We launched Product Expert and it hit immediately. Customers got answers on-site instead of heading to Google (where competitors poach them). Support tickets dipped and conversion went up. We thought our lane was “AI product experts.”
Then the requests started rolling in…
"What about a back-to-school backpack recommender?"
"Can you build a pizza recipe generator for an upcoming launch we have. That’d be really cool!"
"We need to collect leads and send them to our system."
"If a customer support question can't be answered, can it ask for their email and route it to our CS team?"
At first, these felt like distractions. Customers still loved Product Expert. They were using it, seeing results, recommending it to others. But the new requests sat outside what Product Expert was built to do. They wanted us to build all these other AI experiences on the side, ones that seemed unrelated to our core value at the time.

The requests kept coming, and not just from e-commerce brands. A real estate company needed a property recommender for their listings site. A local landscaping company wanted to show prospects what their landscape could look like with new lighting — and capture the lead while they were excited.
Each request was specific, often one-off, and almost always urgent. These marketers had ideas, good ideas, but no way to execute them.
Here's what we learned: marketers are full of ideas, but they’re bottlenecked by execution.
They have creative instincts, and carry a backlog of ideas they’d love to build. But they rarely get the opportunity to.
When it comes to implementation, they hit a wall. If they have a dev team, that team’s buried in roadmaps, sprints, and priorities that rarely include “try something new for marketing.”If they turn to no-code tools: those tools sound simple, but still require a level of technical comfort most marketers don’t want to be bogged down with. They just want an easy way to turn their ideas into reality, and a way to see if it’s working, to learn from it, and extract insights they can build on.

We realized the “one-offs” weren't the problem. They were the product.
But we weren't going to build a custom AI widget for every request. Instead, we needed to build the way LEGO builds — not by making every possible castle, but by making the bricks people need to build any castle they can imagine.
That's Anagram Studio: composable Skills that snap together. The landscaping company's lighting visualizer? That's Generate Image + Qualify Lead + Send to Google Sheet. The backpack recommender? That’s Search Catalog + Recommend Products.
Each Skill does one thing well. But combined, they handle whatever idea you walked in with this morning.
The interface? As simple as Canva. Enable the Skills you need, tell the AI what you're trying to do in plain English, preview it, publish it. No code. No debugging. No ticket to engineering.
Sarah's got an idea Tuesday morning: a lead qualifier that talks to prospects, figures out what they actually need, and routes them to the right place.
By Tuesday afternoon, she's built it in Studio: enabled the skills, told the AI how to handle the conversation, sent a preview to her team for review. She drops it on the pricing page and publishes before dinner. No engineering ticket. No waiting.

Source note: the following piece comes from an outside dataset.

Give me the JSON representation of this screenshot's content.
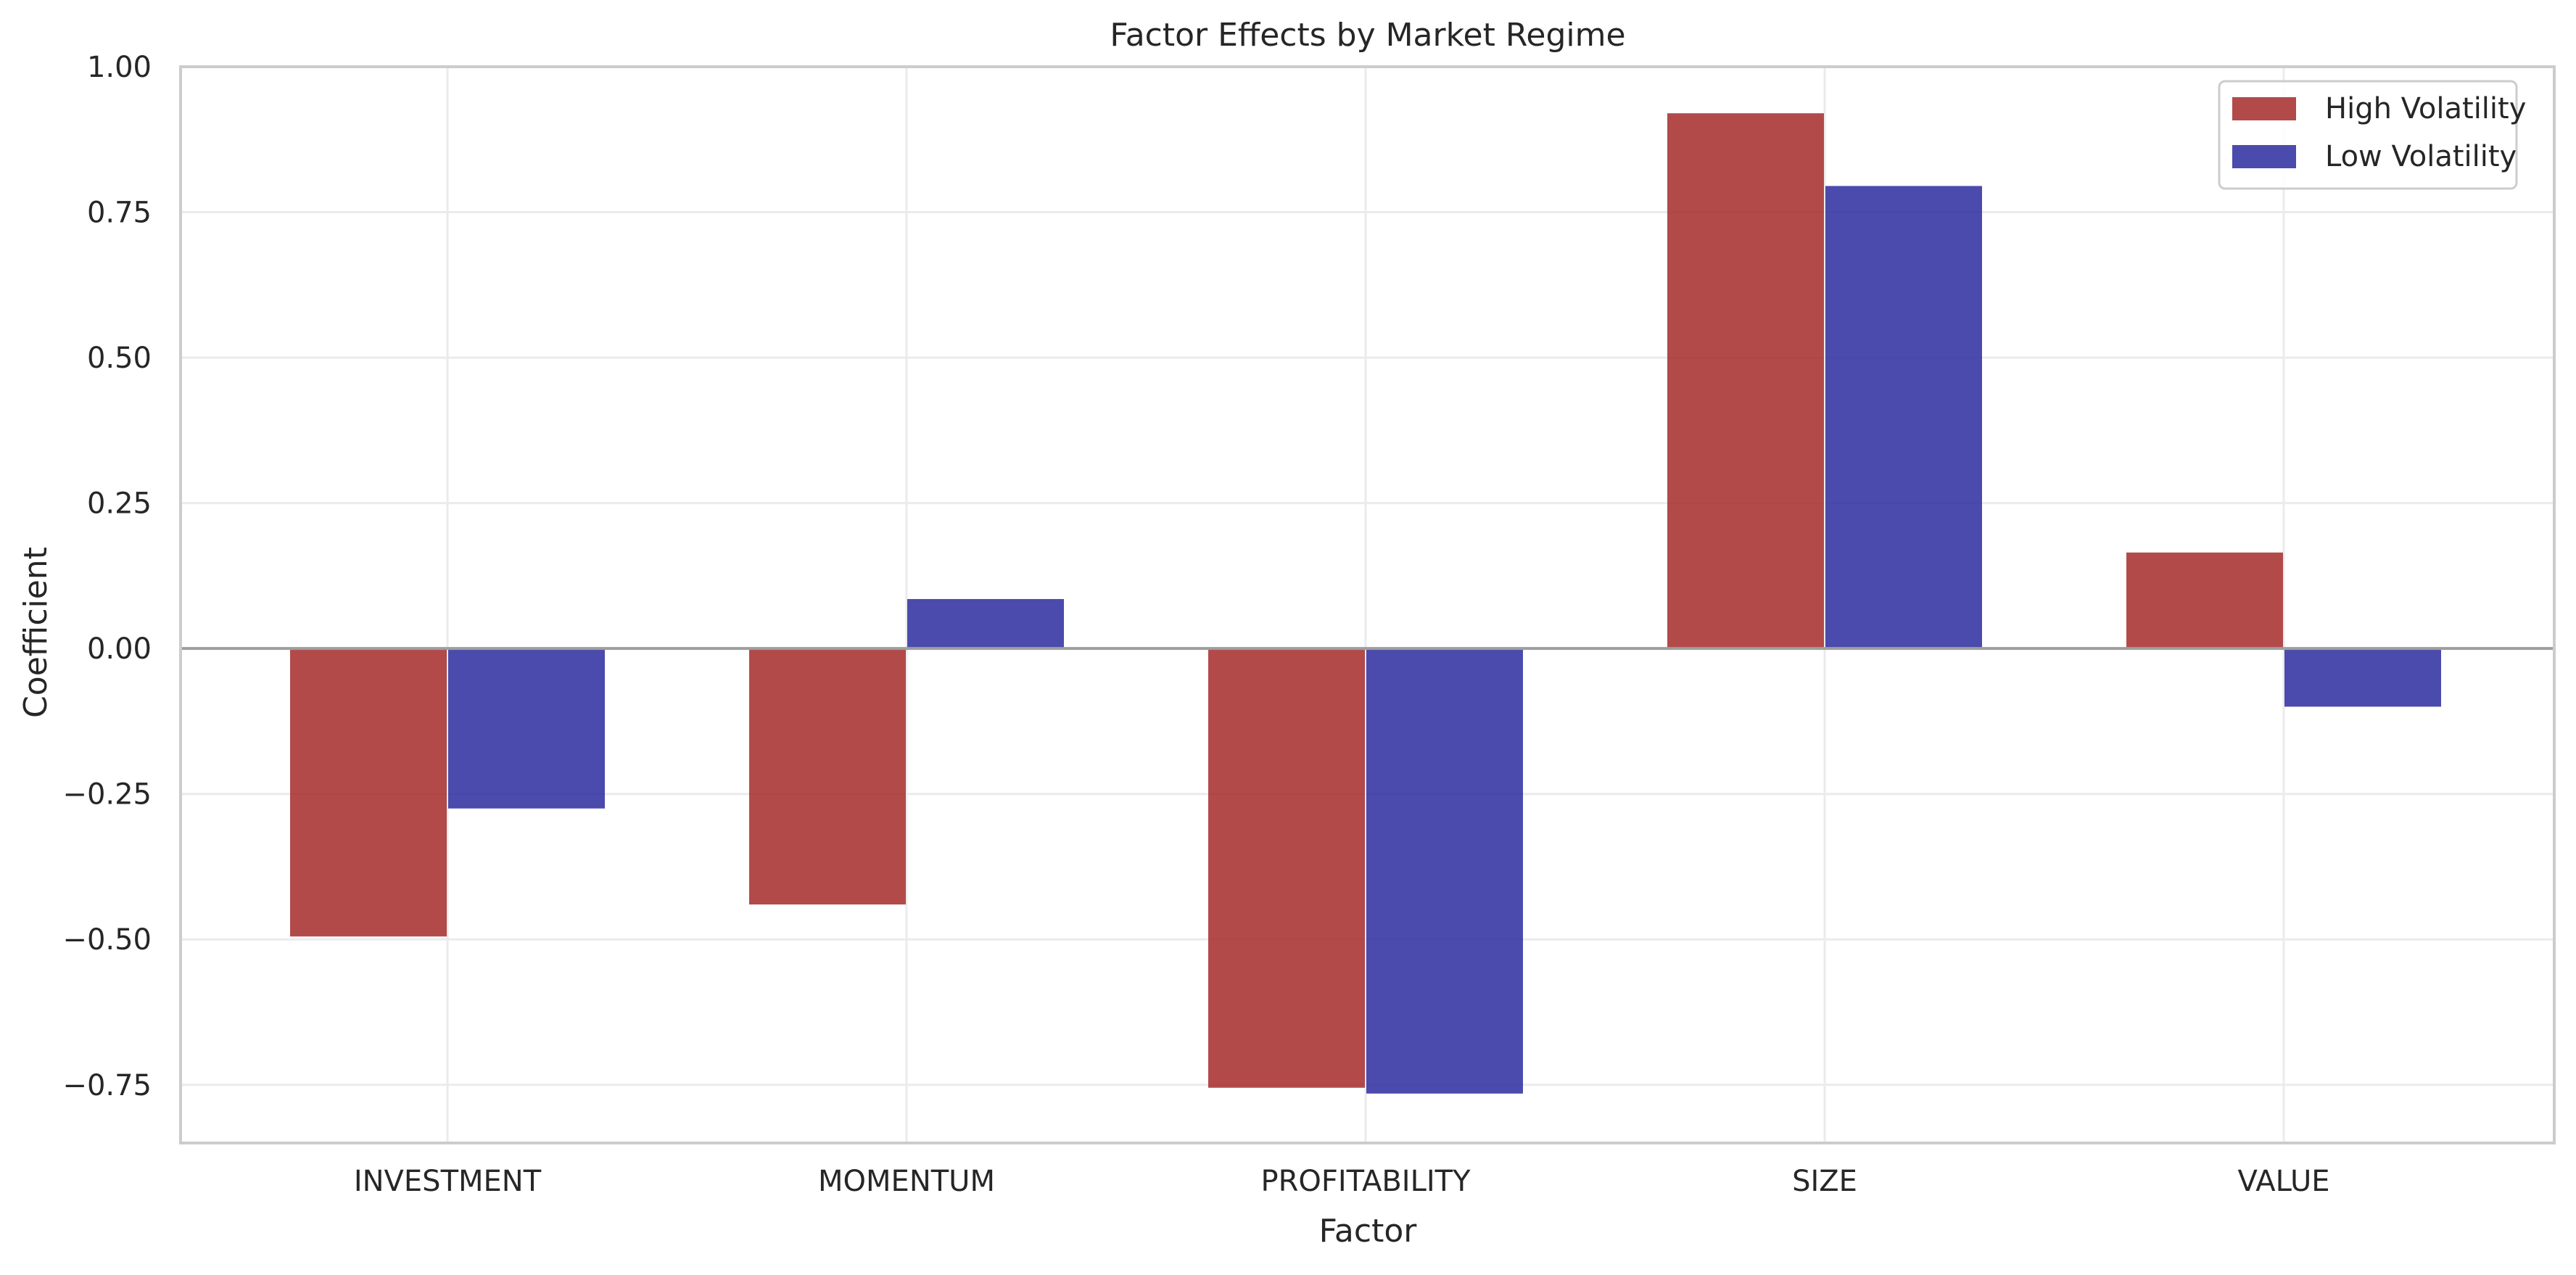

Within 24 hours, she checks the numbers. Forty conversations. Twelve qualified leads ready to follow up. Everyone else got pointed to the getting-started docs to self-serve.
Next Tuesday, Anagram surfaces something she didn't expect: prospects who mention they've tried a solution before and it failed are closing at roughly 3× the rate, even when they seem less qualified on paper. The signal's based on 18 closed deals from last week, tracked from conversation to close. They're more motivated, more bought-in, and they convert faster.

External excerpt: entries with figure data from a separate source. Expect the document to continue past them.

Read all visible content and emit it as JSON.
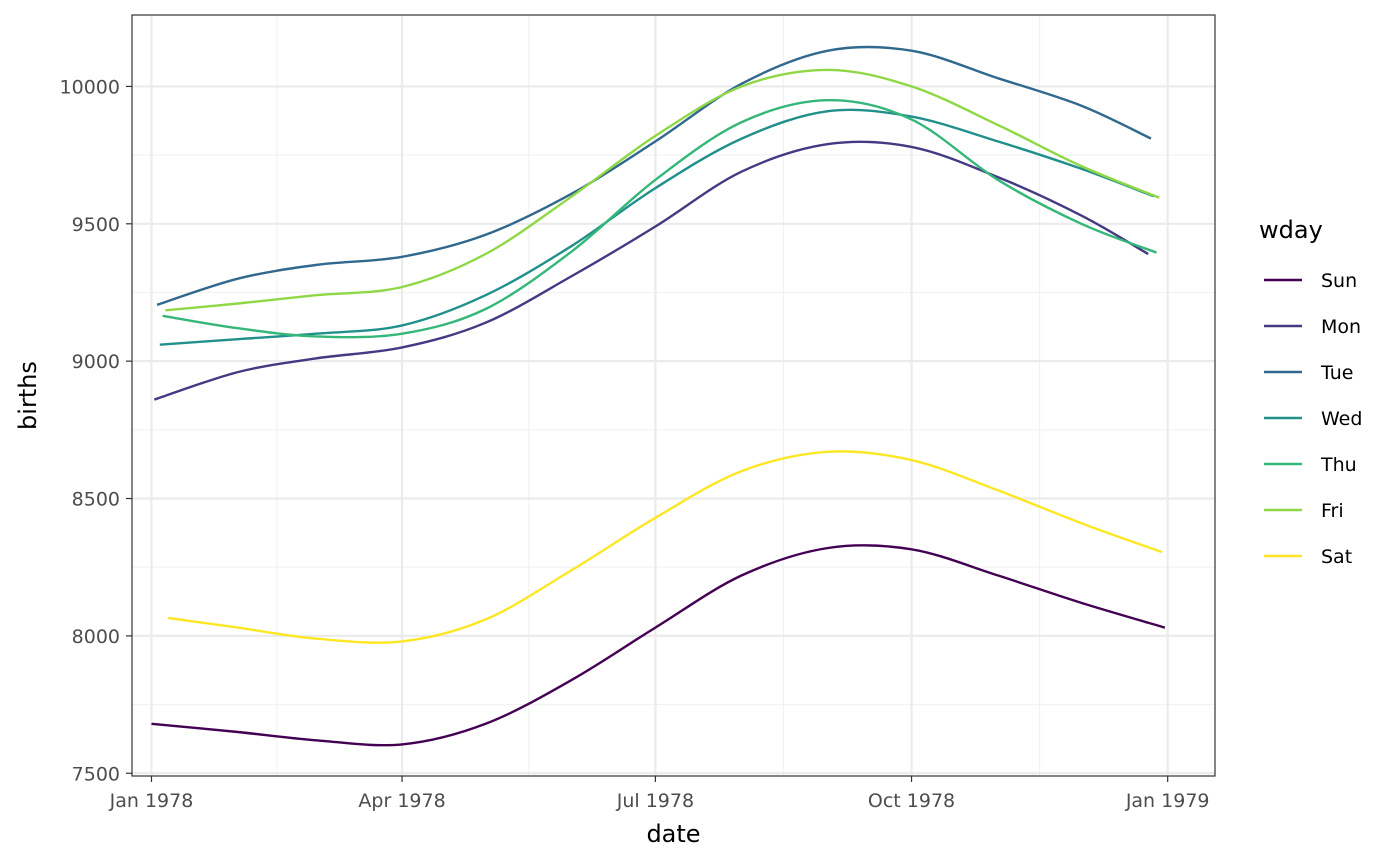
{
  "chart_data": {
    "type": "line",
    "title": "",
    "xlabel": "date",
    "ylabel": "births",
    "x_ticks": [
      {
        "date": "1978-01-01",
        "label": "Jan 1978"
      },
      {
        "date": "1978-04-01",
        "label": "Apr 1978"
      },
      {
        "date": "1978-07-01",
        "label": "Jul 1978"
      },
      {
        "date": "1978-10-01",
        "label": "Oct 1978"
      },
      {
        "date": "1979-01-01",
        "label": "Jan 1979"
      }
    ],
    "y_ticks": [
      7500,
      8000,
      8500,
      9000,
      9500,
      10000
    ],
    "xlim": [
      "1977-12-25",
      "1979-01-18"
    ],
    "ylim": [
      7490,
      10260
    ],
    "grid": true,
    "legend": {
      "title": "wday",
      "placement": "right"
    },
    "series": [
      {
        "name": "Sun",
        "color": "#440154",
        "points": [
          [
            "1978-01-01",
            7680
          ],
          [
            "1978-02-01",
            7650
          ],
          [
            "1978-03-01",
            7620
          ],
          [
            "1978-04-01",
            7605
          ],
          [
            "1978-05-01",
            7680
          ],
          [
            "1978-06-01",
            7840
          ],
          [
            "1978-07-01",
            8030
          ],
          [
            "1978-08-01",
            8220
          ],
          [
            "1978-09-01",
            8320
          ],
          [
            "1978-10-01",
            8315
          ],
          [
            "1978-11-01",
            8220
          ],
          [
            "1978-12-01",
            8120
          ],
          [
            "1978-12-31",
            8030
          ]
        ]
      },
      {
        "name": "Mon",
        "color": "#443A83",
        "points": [
          [
            "1978-01-02",
            8860
          ],
          [
            "1978-02-01",
            8960
          ],
          [
            "1978-03-01",
            9010
          ],
          [
            "1978-04-01",
            9050
          ],
          [
            "1978-05-01",
            9140
          ],
          [
            "1978-06-01",
            9310
          ],
          [
            "1978-07-01",
            9490
          ],
          [
            "1978-08-01",
            9690
          ],
          [
            "1978-09-01",
            9790
          ],
          [
            "1978-10-01",
            9780
          ],
          [
            "1978-11-01",
            9670
          ],
          [
            "1978-12-01",
            9530
          ],
          [
            "1978-12-25",
            9390
          ]
        ]
      },
      {
        "name": "Tue",
        "color": "#31688E",
        "points": [
          [
            "1978-01-03",
            9205
          ],
          [
            "1978-02-01",
            9300
          ],
          [
            "1978-03-01",
            9350
          ],
          [
            "1978-04-01",
            9380
          ],
          [
            "1978-05-01",
            9460
          ],
          [
            "1978-06-01",
            9610
          ],
          [
            "1978-07-01",
            9800
          ],
          [
            "1978-08-01",
            10010
          ],
          [
            "1978-09-01",
            10130
          ],
          [
            "1978-10-01",
            10130
          ],
          [
            "1978-11-01",
            10030
          ],
          [
            "1978-12-01",
            9930
          ],
          [
            "1978-12-26",
            9810
          ]
        ]
      },
      {
        "name": "Wed",
        "color": "#21908C",
        "points": [
          [
            "1978-01-04",
            9060
          ],
          [
            "1978-02-01",
            9080
          ],
          [
            "1978-03-01",
            9100
          ],
          [
            "1978-04-01",
            9130
          ],
          [
            "1978-05-01",
            9240
          ],
          [
            "1978-06-01",
            9420
          ],
          [
            "1978-07-01",
            9630
          ],
          [
            "1978-08-01",
            9810
          ],
          [
            "1978-09-01",
            9910
          ],
          [
            "1978-10-01",
            9890
          ],
          [
            "1978-11-01",
            9800
          ],
          [
            "1978-12-01",
            9700
          ],
          [
            "1978-12-27",
            9600
          ]
        ]
      },
      {
        "name": "Thu",
        "color": "#35B779",
        "points": [
          [
            "1978-01-05",
            9165
          ],
          [
            "1978-02-01",
            9120
          ],
          [
            "1978-03-01",
            9090
          ],
          [
            "1978-04-01",
            9100
          ],
          [
            "1978-05-01",
            9190
          ],
          [
            "1978-06-01",
            9400
          ],
          [
            "1978-07-01",
            9660
          ],
          [
            "1978-08-01",
            9870
          ],
          [
            "1978-09-01",
            9950
          ],
          [
            "1978-10-01",
            9880
          ],
          [
            "1978-11-01",
            9660
          ],
          [
            "1978-12-01",
            9500
          ],
          [
            "1978-12-28",
            9395
          ]
        ]
      },
      {
        "name": "Fri",
        "color": "#8FD744",
        "points": [
          [
            "1978-01-06",
            9185
          ],
          [
            "1978-02-01",
            9210
          ],
          [
            "1978-03-01",
            9240
          ],
          [
            "1978-04-01",
            9270
          ],
          [
            "1978-05-01",
            9390
          ],
          [
            "1978-06-01",
            9600
          ],
          [
            "1978-07-01",
            9820
          ],
          [
            "1978-08-01",
            10000
          ],
          [
            "1978-09-01",
            10060
          ],
          [
            "1978-10-01",
            10000
          ],
          [
            "1978-11-01",
            9860
          ],
          [
            "1978-12-01",
            9710
          ],
          [
            "1978-12-29",
            9595
          ]
        ]
      },
      {
        "name": "Sat",
        "color": "#FDE725",
        "points": [
          [
            "1978-01-07",
            8065
          ],
          [
            "1978-02-01",
            8030
          ],
          [
            "1978-03-01",
            7990
          ],
          [
            "1978-04-01",
            7980
          ],
          [
            "1978-05-01",
            8060
          ],
          [
            "1978-06-01",
            8240
          ],
          [
            "1978-07-01",
            8430
          ],
          [
            "1978-08-01",
            8600
          ],
          [
            "1978-09-01",
            8670
          ],
          [
            "1978-10-01",
            8640
          ],
          [
            "1978-11-01",
            8530
          ],
          [
            "1978-12-01",
            8410
          ],
          [
            "1978-12-30",
            8305
          ]
        ]
      }
    ]
  }
}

She just discovered what actually qualifies a lead for her business. Not from a spreadsheet or a hunch, but from real conversations.
That's what changes with Studio. You don't just ship ideas. You learn from them.

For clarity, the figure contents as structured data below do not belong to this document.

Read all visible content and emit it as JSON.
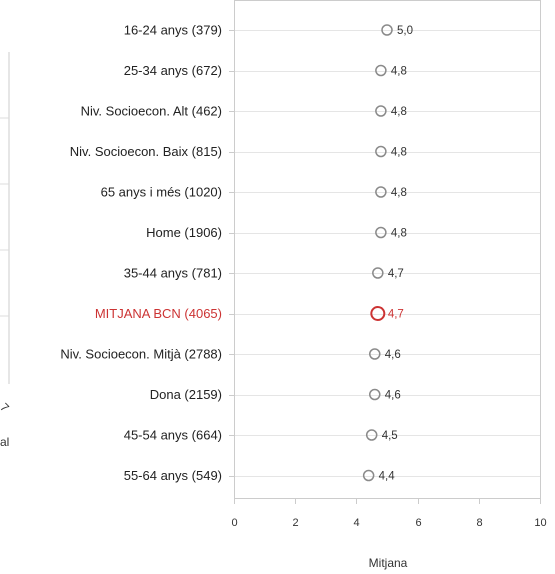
{
  "left_fragment": {
    "text1": "7",
    "text2": "al"
  },
  "chart_data": {
    "type": "scatter",
    "categories": [
      "16-24 anys (379)",
      "25-34 anys (672)",
      "Niv. Socioecon. Alt (462)",
      "Niv. Socioecon. Baix (815)",
      "65 anys i més (1020)",
      "Home (1906)",
      "35-44 anys (781)",
      "MITJANA BCN (4065)",
      "Niv. Socioecon. Mitjà (2788)",
      "Dona (2159)",
      "45-54 anys (664)",
      "55-64 anys (549)"
    ],
    "values": [
      5.0,
      4.8,
      4.8,
      4.8,
      4.8,
      4.8,
      4.7,
      4.7,
      4.6,
      4.6,
      4.5,
      4.4
    ],
    "value_labels": [
      "5,0",
      "4,8",
      "4,8",
      "4,8",
      "4,8",
      "4,8",
      "4,7",
      "4,7",
      "4,6",
      "4,6",
      "4,5",
      "4,4"
    ],
    "highlight_index": 7,
    "xlabel": "Mitjana",
    "xlim": [
      0,
      10
    ],
    "xticks": [
      0,
      2,
      4,
      6,
      8,
      10
    ],
    "grid": true,
    "colors": {
      "marker": "#8a8a8a",
      "highlight": "#cc3333",
      "text": "#222222",
      "grid": "#e5e5e5",
      "axis": "#cccccc"
    }
  }
}
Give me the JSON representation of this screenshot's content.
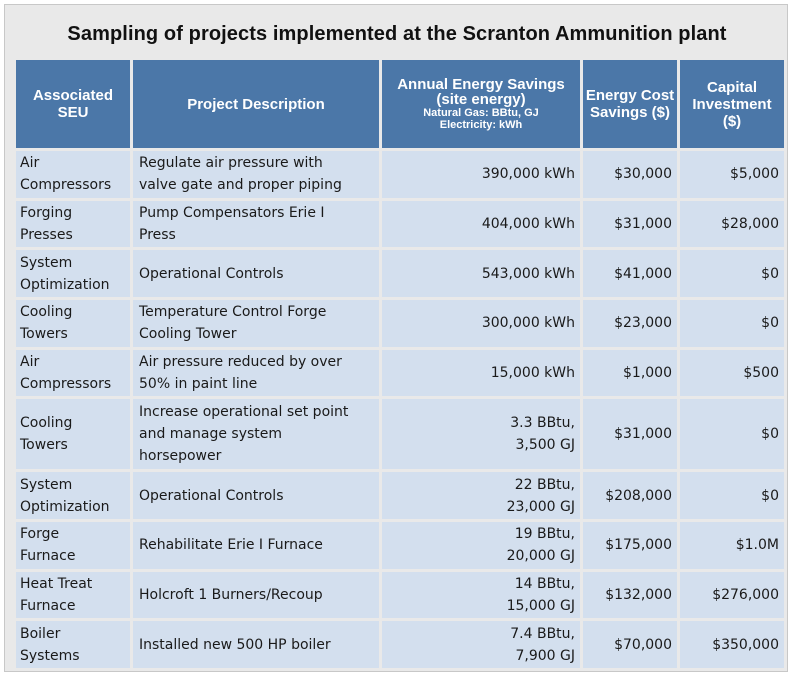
{
  "title": "Sampling of projects implemented at the Scranton Ammunition plant",
  "headers": {
    "seu": "Associated SEU",
    "description": "Project Description",
    "energy_main": "Annual Energy Savings (site energy)",
    "energy_gas": "Natural Gas: BBtu, GJ",
    "energy_elec": "Electricity: kWh",
    "cost": "Energy Cost Savings ($)",
    "capital": "Capital Investment ($)"
  },
  "rows": [
    {
      "seu": [
        "Air",
        "Compressors"
      ],
      "description": [
        "Regulate air pressure with",
        "valve gate and proper piping"
      ],
      "energy": [
        "390,000 kWh"
      ],
      "cost": "$30,000",
      "capital": "$5,000"
    },
    {
      "seu": [
        "Forging",
        "Presses"
      ],
      "description": [
        "Pump Compensators Erie I",
        "Press"
      ],
      "energy": [
        "404,000 kWh"
      ],
      "cost": "$31,000",
      "capital": "$28,000"
    },
    {
      "seu": [
        "System",
        "Optimization"
      ],
      "description": [
        "Operational Controls"
      ],
      "energy": [
        "543,000 kWh"
      ],
      "cost": "$41,000",
      "capital": "$0"
    },
    {
      "seu": [
        "Cooling",
        "Towers"
      ],
      "description": [
        "Temperature Control Forge",
        "Cooling Tower"
      ],
      "energy": [
        "300,000 kWh"
      ],
      "cost": "$23,000",
      "capital": "$0"
    },
    {
      "seu": [
        "Air",
        "Compressors"
      ],
      "description": [
        "Air pressure reduced by over",
        "50% in paint line"
      ],
      "energy": [
        "15,000 kWh"
      ],
      "cost": "$1,000",
      "capital": "$500"
    },
    {
      "seu": [
        "Cooling",
        "Towers"
      ],
      "description": [
        "Increase operational set point",
        "and manage system",
        "horsepower"
      ],
      "energy": [
        "3.3 BBtu,",
        "3,500 GJ"
      ],
      "cost": "$31,000",
      "capital": "$0"
    },
    {
      "seu": [
        "System",
        "Optimization"
      ],
      "description": [
        "Operational Controls"
      ],
      "energy": [
        "22 BBtu,",
        "23,000 GJ"
      ],
      "cost": "$208,000",
      "capital": "$0"
    },
    {
      "seu": [
        "Forge",
        "Furnace"
      ],
      "description": [
        "Rehabilitate Erie I Furnace"
      ],
      "energy": [
        "19 BBtu,",
        "20,000 GJ"
      ],
      "cost": "$175,000",
      "capital": "$1.0M"
    },
    {
      "seu": [
        "Heat Treat",
        "Furnace"
      ],
      "description": [
        "Holcroft 1 Burners/Recoup"
      ],
      "energy": [
        "14 BBtu,",
        "15,000 GJ"
      ],
      "cost": "$132,000",
      "capital": "$276,000"
    },
    {
      "seu": [
        "Boiler",
        "Systems"
      ],
      "description": [
        "Installed new 500 HP boiler"
      ],
      "energy": [
        "7.4 BBtu,",
        "7,900 GJ"
      ],
      "cost": "$70,000",
      "capital": "$350,000"
    }
  ]
}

One-offs used to feel like distractions. Now they're our lifeblood.
At first, every request that fell outside Product Expert's scope felt like a detour. Recipe generators, lighting visualizers, backpack recommenders… they wanted us to build all these other things.
But each "Can you build X?" was really saying the same thing: "I have an idea I want to try, and I can't."
We realized the one-offs weren't the problem. The execution gap was. Studio fixes that. Now when a marketer has an idea, they can just launch it.
You stop waiting for dev cycles. You stop explaining the idea in Slack threads, hoping someone has time to build it. You stop watching competitors ship the thing you thought of three months ago.
You walk into meetings with live experiences, not mockups. With real metrics, not projections. With insights extracted from actual customer conversations, not assumptions.
You stop pitching ideas. You start launching them.
That idea you've been sitting on? Launch it this afternoon.